(The following column by Rafer Guzmán appeared on the Newsday website on September 27.)
NEW YORK — It sounds like a civic nightmare: A large group of hobos migrating to a city, setting up tents for a few days and staying up late into the night talking and playing music.
But one man’s public nuisance is another man’s festival, especially if that man is Don Fisher, a trustee at the Railroad Museum of Long Island. From tonight through Saturday, Fisher will help run the second annual Twin Forks Folk Music Festival and Hobo Homecoming at the museum’s Riverhead site.
Hobos – those men who rode the rails during the Great Depression looking for temporary work – still exist, according to Fisher.
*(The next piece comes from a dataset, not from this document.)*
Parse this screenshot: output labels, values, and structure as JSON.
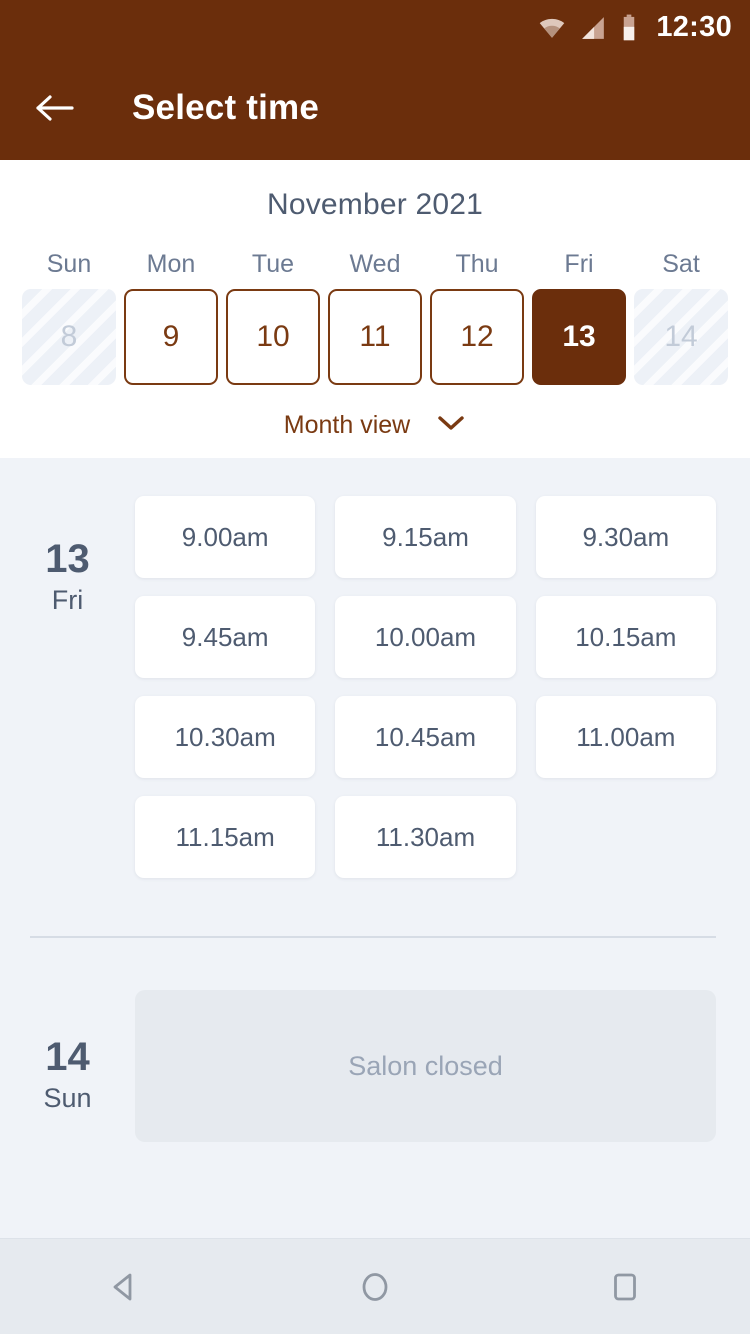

The ones coming to Long Island have colorful names such as Luther the Jet, Cream City Slim, Grandpa Dudley and Mad Mary, though their real names – and even their backgrounds – are often unknown.
“They’re pretty circumspect,” Fisher said. “They like to say, ‘I’m from anywhere, USA.'”
Though hobos usually are associated with the Midwest, Fisher said men from New York City often rode trains out to the Long Island farms. If the men received a warm welcome and employment, they’d leave a mark on a nearby telegraph pole to let others know the farmer was friendly. “This was part and parcel of Long Island agricultural lore back during the Depression,” Fisher said.
This weekend’s festival includes music, storytelling and photo exhibits with hobo and railroad themes. The local band Earthtones will perform an original song based on the Great Pickle Works train wreck of 1926 in Calverton.
Fisher emphasized the authenticity of the gathering – “These are real hobo performers,” he said – but he also noted that hobos have adjusted to the modern world. Many of them even have e-mail addresses, Web sites and cell phones.
“These people are grandparents, parents, they’re educated, they have jobs,” Fisher said. “But at one time this was how they lived, and they enjoyed it.”